The potential landscape of genetic circuits imposes the arrow of time in stem cell differentiation

Abstract

Differentiation from a multipotent stem or progenitor state to a mature cell is an essentially irreversible process. The associated changes in gene expression patterns exhibit time-directionality. This "arrow of time" in the collective change of gene expression across multiple stable gene expression patterns (attractors) is not explained by the regulated activation, the suppression of individual genes which are bidirectional molecular processes, or by the standard dynamical models of the underlying gene circuit which only account for local stability of attractors. To capture the global dynamics of this nonequilibrium system and gain insight in the time-asymmetry of state transitions, we computed the quasipotential landscape of the stochastic dynamics of a canonical gene circuit that governs branching cell fate commitment. The potential landscape reveals the global dynamics and permits the calculation of potential barriers between cell phenotypes imposed by the circuit architecture. The generic asymmetry of barrier heights indicates that the transition from the uncommitted multipotent state to differentiated states is inherently unidirectional. The model agrees with observations and predicts the extreme conditions for reprogramming cells back to the undifferentiated state.

Figure 1

Dynamics of the canonical gene regulatory circuit of two mutually opposing transcription factors that positively self-regulate themselves. (A) Circuit architecture for the two genes X₁ and X₂. (B) Bifurcation diagrams indicating the stable position of S(x₁, x₂) where x₁ = x₂ for the symmetric case (vertical axis), during the symmetric change of a = a₁ = a₂ over the indicated range of values (horizontal axis), for the other parameter values b₁ = b₂ = 1, k₁ = k₂ = 1, and S = 0.5, n = 4. (C) Force field in the X₁ – X₂ state space for two parameter values for parameter a on both sides of the respective critical point in the bifurcation diagram. (D and F) Steady-state probability distribution P_ss(S) calculated from the Fokker-Planck equation (Eq. 1) as function of the parameter a in panel D or the noise parameter D in panel F. Colors indicate the probability P as shown in the color bar. (E and G) The corresponding quasipotential landscape where the elevation of the landscape (quasipotential) represents –ln(P(S)).

Figure 2

Dynamical behavior of the probability P(S, t) and flux vectors during fate decision of a stem cell in the multipotent state S^∗_C. P(S, t) is evaluated during bifurcation from tristable to the bistable regime as the parameters a₁ and a₂ are decreased according to a₁ ∼ exp(–λ₁^∗t) and a₂ ∼ exp(–λ₂^∗t) with λ₁ = 0.01 and λ₂ = 0.015. In panel A, the initial state is near the central attractor S^∗_C, P(S = (0.3, 0.3), t = 0) = 1, whereas in panel B, the initial state is near the attractor S^∗_A, i.e., P(S(1.0, 0.0), t = 0) = 1. Other parameters are the same as Fig. 1.

Figure 3

Relative barrier height as a function of parameter a accounts for directionality of state transitions around the bifurcation. (A) The bifurcation diagram for same parameters as in Fig. 1B with large arrows representing the transitions across the respective barriers U_SC and U_SA that separate the central stem cell attractors S^∗_C and the differentiated cell attractors S^∗_A and S^∗_B. (B) Computed heights of the barriers U_SC and U_SA as a function of a = a₁ = a₂ (for noise level D = 0.05).

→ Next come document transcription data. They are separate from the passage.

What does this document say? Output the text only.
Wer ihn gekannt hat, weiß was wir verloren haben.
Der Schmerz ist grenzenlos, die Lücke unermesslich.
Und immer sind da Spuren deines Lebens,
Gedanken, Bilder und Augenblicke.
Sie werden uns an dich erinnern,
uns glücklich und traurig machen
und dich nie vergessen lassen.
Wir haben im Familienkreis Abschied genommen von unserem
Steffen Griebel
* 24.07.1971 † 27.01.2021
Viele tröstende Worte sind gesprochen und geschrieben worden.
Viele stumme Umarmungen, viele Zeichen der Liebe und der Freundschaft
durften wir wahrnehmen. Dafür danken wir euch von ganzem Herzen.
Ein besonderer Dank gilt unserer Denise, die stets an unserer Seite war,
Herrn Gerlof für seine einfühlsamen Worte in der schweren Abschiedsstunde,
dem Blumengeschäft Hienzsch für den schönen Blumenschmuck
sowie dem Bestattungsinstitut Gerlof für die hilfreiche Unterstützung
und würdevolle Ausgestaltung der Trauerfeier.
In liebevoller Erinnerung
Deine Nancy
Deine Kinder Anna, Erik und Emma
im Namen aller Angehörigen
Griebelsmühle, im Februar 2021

Here a_crit = bifurcation point, a′= value of a at which the relative barrier heights reverse. (C) Sections through the potential landscape illustrating the barriers at the three indicated values of a (dashed arrows). (D) The transitions mean first passage times τ for $S_C^{\ast }\to S_A^{\ast }$ (τ_CA) and S^∗_A → S^∗_C (τ_AC). (E) Direct comparison of U and τ as function of a: log-scale relative barrier heights or transition times for the transitions S^∗_A → S^∗_C and S^∗_C → S^∗_A, respectively. Other parameters are the same as Fig. 1.

Figure 4

Dependence from the noise level D of barrier heights U and state transition times τ (A and B) and their equivalence (C and D), regime a = 1. The values τ_AC, τ_AB, and τ_CA denote the transition times (given a noise level D) for noise-driven transitions between the respective attractors, and U_SA and U_SC represent the barrier heights separating the respective attractors. Here a₁ = a₂ = 1 (other parameters the same as Fig. 1).